The story follows several years of their lives, from their inauspicious meeting at a dinner where he delivered a speech in Portland, Oregon, to their impassioned years fighting for the labor movement in New York City, to the battlefields of World War I Europe, and finally the sweeping vistas of revolutionary Russia where Reed desperately tried to help shepherd the fledgling socialist country to greatness only to watch it fall apart and devolve into an authoritarian police state.

Make no mistake about it, Reds is a controversial film depending on your politics. Though, to be fair and accurate, Reds is about characters championing a return to power in the hands of the people, not the monstrosity that communism became under the Soviet Union. You can call the characters naive or easily duped, but you cannot call them champions of totalitarianism.

For some Reds will inspire. Others it will enrage. After all, it's a Warren Beatty film and Reds says as much about the convergence and uneasy relationship of art and politics in general as it does about art and politics in the life of its creator. Beatty has always been one of Hollywood's more outspoken liberals and this sentiment is what drove him to craft this film as a response to America's 70s paranoia and involvement in Vietnam.

But whatever its reception, Reds it is also a luminescent film, with actors, both large and small, at the top of their game. Beatty is both fiercely rabid and utterly charming as Reed. Diane Keaton, as Bryant, is a powerhouse of emotion as a woman not as in love with her husband's passions as she is passionate about her husband. Jack Nicholson, as the writer Eugene O'Neil, is all gloom and melancholy as a man caught in a love triangle between Bryant and the bottle.

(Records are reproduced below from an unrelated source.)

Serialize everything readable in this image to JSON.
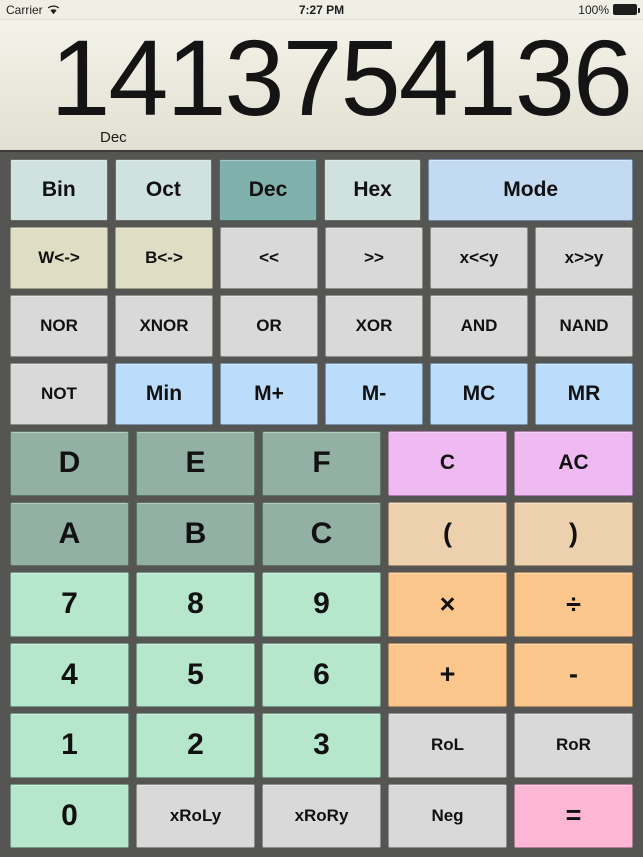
{
  "statusbar": {
    "carrier": "Carrier",
    "wifi_icon": "wifi-icon",
    "time": "7:27 PM",
    "battery_percent": "100%",
    "battery_icon": "battery-full-icon"
  },
  "display": {
    "value": "1413754136",
    "base_label": "Dec"
  },
  "keypad": {
    "rows": [
      {
        "name": "base-and-mode-row",
        "keys": [
          {
            "label": "Bin",
            "name": "base-bin-button",
            "style": "c-base",
            "size": "fs-md"
          },
          {
            "label": "Oct",
            "name": "base-oct-button",
            "style": "c-base",
            "size": "fs-md"
          },
          {
            "label": "Dec",
            "name": "base-dec-button",
            "style": "c-base-sel",
            "size": "fs-md"
          },
          {
            "label": "Hex",
            "name": "base-hex-button",
            "style": "c-base",
            "size": "fs-md"
          },
          {
            "label": "Mode",
            "name": "mode-button",
            "style": "c-mode",
            "size": "fs-md",
            "wide": true
          }
        ]
      },
      {
        "name": "shift-row",
        "keys": [
          {
            "label": "W<->",
            "name": "word-swap-button",
            "style": "c-khaki",
            "size": "fs-sm"
          },
          {
            "label": "B<->",
            "name": "byte-swap-button",
            "style": "c-khaki",
            "size": "fs-sm"
          },
          {
            "label": "<<",
            "name": "shift-left-button",
            "style": "c-gray",
            "size": "fs-sm"
          },
          {
            "label": ">>",
            "name": "shift-right-button",
            "style": "c-gray",
            "size": "fs-sm"
          },
          {
            "label": "x<<y",
            "name": "shift-left-y-button",
            "style": "c-gray",
            "size": "fs-sm"
          },
          {
            "label": "x>>y",
            "name": "shift-right-y-button",
            "style": "c-gray",
            "size": "fs-sm"
          }
        ]
      },
      {
        "name": "logic-row",
        "keys": [
          {
            "label": "NOR",
            "name": "nor-button",
            "style": "c-gray",
            "size": "fs-sm"
          },
          {
            "label": "XNOR",
            "name": "xnor-button",
            "style": "c-gray",
            "size": "fs-sm"
          },
          {
            "label": "OR",
            "name": "or-button",
            "style": "c-gray",
            "size": "fs-sm"
          },
          {
            "label": "XOR",
            "name": "xor-button",
            "style": "c-gray",
            "size": "fs-sm"
          },
          {
            "label": "AND",
            "name": "and-button",
            "style": "c-gray",
            "size": "fs-sm"
          },
          {
            "label": "NAND",
            "name": "nand-button",
            "style": "c-gray",
            "size": "fs-sm"
          }
        ]
      },
      {
        "name": "memory-row",
        "keys": [
          {
            "label": "NOT",
            "name": "not-button",
            "style": "c-gray",
            "size": "fs-sm"
          },
          {
            "label": "Min",
            "name": "memory-in-button",
            "style": "c-blue",
            "size": "fs-md"
          },
          {
            "label": "M+",
            "name": "memory-add-button",
            "style": "c-blue",
            "size": "fs-md"
          },
          {
            "label": "M-",
            "name": "memory-sub-button",
            "style": "c-blue",
            "size": "fs-md"
          },
          {
            "label": "MC",
            "name": "memory-clear-button",
            "style": "c-blue",
            "size": "fs-md"
          },
          {
            "label": "MR",
            "name": "memory-recall-button",
            "style": "c-blue",
            "size": "fs-md"
          }
        ]
      },
      {
        "name": "hex-def-clear-row",
        "keys": [
          {
            "label": "D",
            "name": "digit-d-button",
            "style": "c-sage",
            "size": "fs-xl"
          },
          {
            "label": "E",
            "name": "digit-e-button",
            "style": "c-sage",
            "size": "fs-xl"
          },
          {
            "label": "F",
            "name": "digit-f-button",
            "style": "c-sage",
            "size": "fs-xl"
          },
          {
            "label": "C",
            "name": "clear-button",
            "style": "c-violet",
            "size": "fs-md"
          },
          {
            "label": "AC",
            "name": "all-clear-button",
            "style": "c-violet",
            "size": "fs-md"
          }
        ]
      },
      {
        "name": "hex-abc-paren-row",
        "keys": [
          {
            "label": "A",
            "name": "digit-a-button",
            "style": "c-sage",
            "size": "fs-xl"
          },
          {
            "label": "B",
            "name": "digit-b-button",
            "style": "c-sage",
            "size": "fs-xl"
          },
          {
            "label": "C",
            "name": "digit-c-button",
            "style": "c-sage",
            "size": "fs-xl"
          },
          {
            "label": "(",
            "name": "left-paren-button",
            "style": "c-tan",
            "size": "fs-lg"
          },
          {
            "label": ")",
            "name": "right-paren-button",
            "style": "c-tan",
            "size": "fs-lg"
          }
        ]
      },
      {
        "name": "digits-789-row",
        "keys": [
          {
            "label": "7",
            "name": "digit-7-button",
            "style": "c-mint",
            "size": "fs-xl"
          },
          {
            "label": "8",
            "name": "digit-8-button",
            "style": "c-mint",
            "size": "fs-xl"
          },
          {
            "label": "9",
            "name": "digit-9-button",
            "style": "c-mint",
            "size": "fs-xl"
          },
          {
            "label": "×",
            "name": "multiply-button",
            "style": "c-orange",
            "size": "fs-lg"
          },
          {
            "label": "÷",
            "name": "divide-button",
            "style": "c-orange",
            "size": "fs-lg"
          }
        ]
      },
      {
        "name": "digits-456-row",
        "keys": [
          {
            "label": "4",
            "name": "digit-4-button",
            "style": "c-mint",
            "size": "fs-xl"
          },
          {
            "label": "5",
            "name": "digit-5-button",
            "style": "c-mint",
            "size": "fs-xl"
          },
          {
            "label": "6",
            "name": "digit-6-button",
            "style": "c-mint",
            "size": "fs-xl"
          },
          {
            "label": "+",
            "name": "plus-button",
            "style": "c-orange",
            "size": "fs-lg"
          },
          {
            "label": "-",
            "name": "minus-button",
            "style": "c-orange",
            "size": "fs-lg"
          }
        ]
      },
      {
        "name": "digits-123-row",
        "keys": [
          {
            "label": "1",
            "name": "digit-1-button",
            "style": "c-mint",
            "size": "fs-xl"
          },
          {
            "label": "2",
            "name": "digit-2-button",
            "style": "c-mint",
            "size": "fs-xl"
          },
          {
            "label": "3",
            "name": "digit-3-button",
            "style": "c-mint",
            "size": "fs-xl"
          },
          {
            "label": "RoL",
            "name": "rotate-left-button",
            "style": "c-gray",
            "size": "fs-sm"
          },
          {
            "label": "RoR",
            "name": "rotate-right-button",
            "style": "c-gray",
            "size": "fs-sm"
          }
        ]
      },
      {
        "name": "zero-and-equals-row",
        "keys": [
          {
            "label": "0",
            "name": "digit-0-button",
            "style": "c-mint",
            "size": "fs-xl"
          },
          {
            "label": "xRoLy",
            "name": "rotate-left-y-button",
            "style": "c-gray",
            "size": "fs-sm"
          },
          {
            "label": "xRoRy",
            "name": "rotate-right-y-button",
            "style": "c-gray",
            "size": "fs-sm"
          },
          {
            "label": "Neg",
            "name": "negate-button",
            "style": "c-gray",
            "size": "fs-sm"
          },
          {
            "label": "=",
            "name": "equals-button",
            "style": "c-pink",
            "size": "fs-lg"
          }
        ]
      }
    ]
  }
}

One year, over two million feet of film, and nearly two dozen shooting locations all across the world went into making Reds. It was a labor of love that became one of the most acclaimed and adored films in recent memory.

To read the full review, click here.

1 Comments:

Anonymous Anonymous said...

If I can recall correctly, this was the last film that I had seen in a movie theater - as a precocious 12 year old at the time - that actually had an intermission. I miss those days, standing in theater lobbies, smelling of popcorn, recalling looking at movie posters of such modern classics as Ghandi, Reds, ET, Raiders, and the like. For me personally, the years of 1980-1983 were wonderful years for film. Transitional years that still brought us such wonderful thoughtful, slow moving epics - as well as films that have every bit of the frenitic style of today's films.

I have been looking forward to Reds coming out on disc. I'll throw it in my Netflix queue soon.